El Niño disrupts Pacific fisheries, creating winners and losers

El Niño disrupts Pacific fisheries, creating winners and losers

8 reported1 unconfirmed

According to a report from Wired, the "super" El Niño weather pattern, characterized by warmer-than-average sea surface temperatures, is already affecting fisheries globally. In Peru, government officials have canceled the anchovy fishing season, a key export and source of fish oil and animal feed. The Indian government is preparing for smaller, less plentiful Indian mackerel, while Southern California fishers report some of the most successful tuna fishing months they have seen. The report notes that El Niño can decimate some species while making others easier to catch, leading to instability for fishers and potential price fluctuations for consumers. The phenomenon, named by Peruvian fishers hundreds of years ago, occurs every two to seven years and disrupts normal ocean upwelling, affecting nutrient availability.
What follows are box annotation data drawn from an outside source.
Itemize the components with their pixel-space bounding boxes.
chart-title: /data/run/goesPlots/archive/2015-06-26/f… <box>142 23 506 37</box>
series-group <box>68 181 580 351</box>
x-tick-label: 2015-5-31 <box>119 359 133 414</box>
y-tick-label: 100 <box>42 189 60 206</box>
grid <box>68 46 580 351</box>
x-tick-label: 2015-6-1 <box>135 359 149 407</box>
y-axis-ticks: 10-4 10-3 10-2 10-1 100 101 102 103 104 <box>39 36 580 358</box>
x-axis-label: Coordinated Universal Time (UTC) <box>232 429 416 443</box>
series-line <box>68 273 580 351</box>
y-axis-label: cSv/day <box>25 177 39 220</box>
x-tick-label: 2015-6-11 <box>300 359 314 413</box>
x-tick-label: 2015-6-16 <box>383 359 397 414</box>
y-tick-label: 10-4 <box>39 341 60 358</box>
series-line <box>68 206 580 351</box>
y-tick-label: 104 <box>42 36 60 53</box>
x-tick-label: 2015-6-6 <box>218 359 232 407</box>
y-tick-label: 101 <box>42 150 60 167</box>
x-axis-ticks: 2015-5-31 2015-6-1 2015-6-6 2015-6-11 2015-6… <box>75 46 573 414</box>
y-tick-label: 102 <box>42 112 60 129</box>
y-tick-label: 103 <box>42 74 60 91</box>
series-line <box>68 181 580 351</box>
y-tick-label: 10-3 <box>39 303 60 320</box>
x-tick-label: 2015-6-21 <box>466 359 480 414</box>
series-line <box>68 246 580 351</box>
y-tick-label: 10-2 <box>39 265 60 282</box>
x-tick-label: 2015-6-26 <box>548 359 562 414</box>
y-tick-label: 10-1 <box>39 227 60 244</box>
The report is based on a single source, Wired, and cannot be independently verified.

What’s reported

Peru's government has effectively canceled the fishing season for anchovies.
Indian mackerel are expected to be smaller and less plentiful this season.
Southern California fishers have reported some of the most successful months of tuna fishing they have ever seen.
El Niño is a natural Pacific weather pattern that occurs every two to seven years.
The phenomenon weakens trade winds, slowing upwelling of cold, nutrient-dense water.
Anchovies are forced to search for food in deeper waters, making them harder to catch.
Warm-water species like skipjack tuna stray toward coastal waters of the Americas during El Niño.
Seafood prices are liable to change due to El Niño's impacts, with jack mackerel and corvina prices reportedly doubling in local Peruvian markets.

Open questions

The exact impacts of this El Niño will depend on how it forms and when its peak arrives, according to the source.

Key figures

Juan Carlos Sueiro, economist and fisheries director for the nonprofit Oceana Peru.
Humberto Speziani, Peruvian industrial fishing adviser and former director of the International Marine Ingredients Organization.
Arnaud Bertrand, senior scientist at the French National Research Institute for Sustainable Development.